We had a startup that came at this in an indirect way. We were trying to make it easier for labs and other providers to perform eligibility checks and facilitate prior auths in real time. Our proposed solution would have involved running the check during ordering, and then having the phlebotomist or lab tech at the hospital doing the sample collection contact the doctor and inform them that something would or would not be covered by insurance. The provider could then talk to the patient about out of pocket costs etc. I think this actually could have worked; our team imploded before we could prototype it however :(

While I like the other ideas, glhf trying to get people to practice lifestyle management or be adherent to a treatment regimen XD

2 comments

As a frequent patient, I see such incredible need for "disruption" in healthcare, both in terms of transparency/ empowering the patient, and in terms of cost suppression. However, anyone who tackles this space has to be aware that there are some huge entrenched interests who like the current inefficiencies and cost opacity very much, thank you. Breaking into this space would be 1 part technical know-how to 10 parts legal jujitsu.

As an example, look upon the bloodied corpse of the failed startup Remedy, which was actually doing something really good -- helping users find billing errors and getting money back for them on bad charges.
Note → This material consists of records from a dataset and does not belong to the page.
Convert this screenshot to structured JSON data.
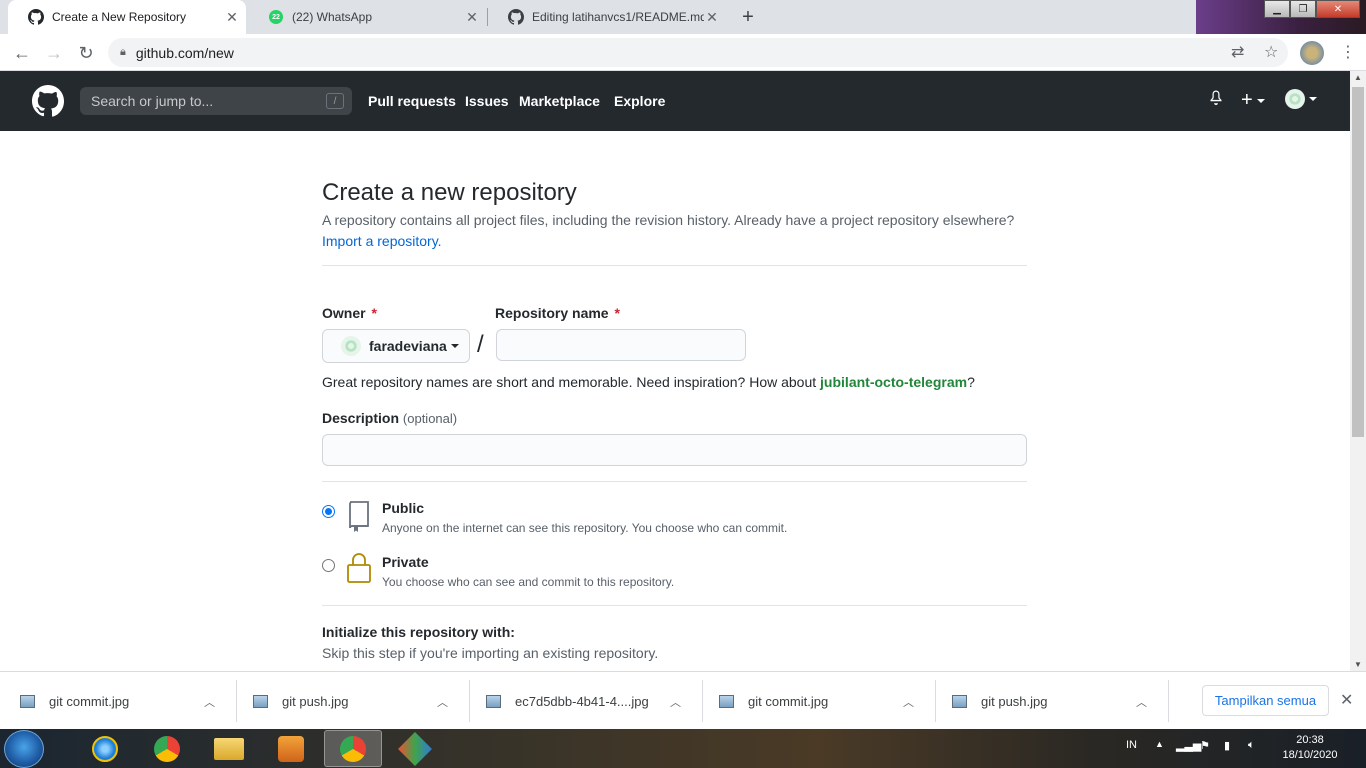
{
  "browser": {
    "tabs": [
      {
        "title": "Create a New Repository",
        "icon": "github-icon",
        "active": true
      },
      {
        "title": "(22) WhatsApp",
        "icon": "whatsapp-icon",
        "badge": "22",
        "active": false
      },
      {
        "title": "Editing latihanvcs1/README.md",
        "icon": "github-icon",
        "active": false
      }
    ],
    "url": "github.com/new"
  },
  "github": {
    "search_placeholder": "Search or jump to...",
    "search_shortcut": "/",
    "nav": [
      "Pull requests",
      "Issues",
      "Marketplace",
      "Explore"
    ]
  },
  "page": {
    "title": "Create a new repository",
    "description": "A repository contains all project files, including the revision history. Already have a project repository elsewhere?",
    "import_link": "Import a repository.",
    "owner_label": "Owner",
    "owner_value": "faradeviana",
    "repo_name_label": "Repository name",
    "required_mark": "*",
    "separator": "/",
    "hint_prefix": "Great repository names are short and memorable. Need inspiration? How about",
    "hint_suggestion": "jubilant-octo-telegram",
    "hint_suffix": "?",
    "description_label": "Description",
    "description_optional": "(optional)",
    "visibility": [
      {
        "title": "Public",
        "note": "Anyone on the internet can see this repository. You choose who can commit.",
        "checked": true,
        "icon": "repo-icon"
      },
      {
        "title": "Private",
        "note": "You choose who can see and commit to this repository.",
        "checked": false,
        "icon": "lock-icon"
      }
    ],
    "init_title": "Initialize this repository with:",
    "init_note": "Skip this step if you're importing an existing repository."
  },
  "downloads": {
    "items": [
      "git commit.jpg",
      "git push.jpg",
      "ec7d5dbb-4b41-4....jpg",
      "git commit.jpg",
      "git push.jpg"
    ],
    "show_all": "Tampilkan semua"
  },
  "taskbar": {
    "lang": "IN",
    "time": "20:38",
    "date": "18/10/2020"
  }
}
But incredible amounts of pushback stymied them:

https://www.fastcompany.com/40483774/remedy-wanted-to-cut-pe...

I am also in healthcare tech and also worked with the idea of a doctor rating system focused specifically on using doctor procedure/diagnosis billing data and PQRS. We abandoned the idea due to lack of data for each healthcare field (cardiology, radiology, oncology, etc.) and hospitals not wanting to participate.

However, I have looked into incentivized, distributed platforms such as wings.ai or golem.network and believe that this could be applied to healthcare. If patients were incentivized on going to the doctor for a copy of the CPT/DGX codes on their bill and survey information around PQRS you would have a lot of useful data. This data could be used not only to provide a rating system of doctors, but also price comparison on CPT/RVU across the United States and the ability to provide PQRS data for doctors. Its an all in one, decentralized, healthcare platform for patients, doctors, and insurance providers.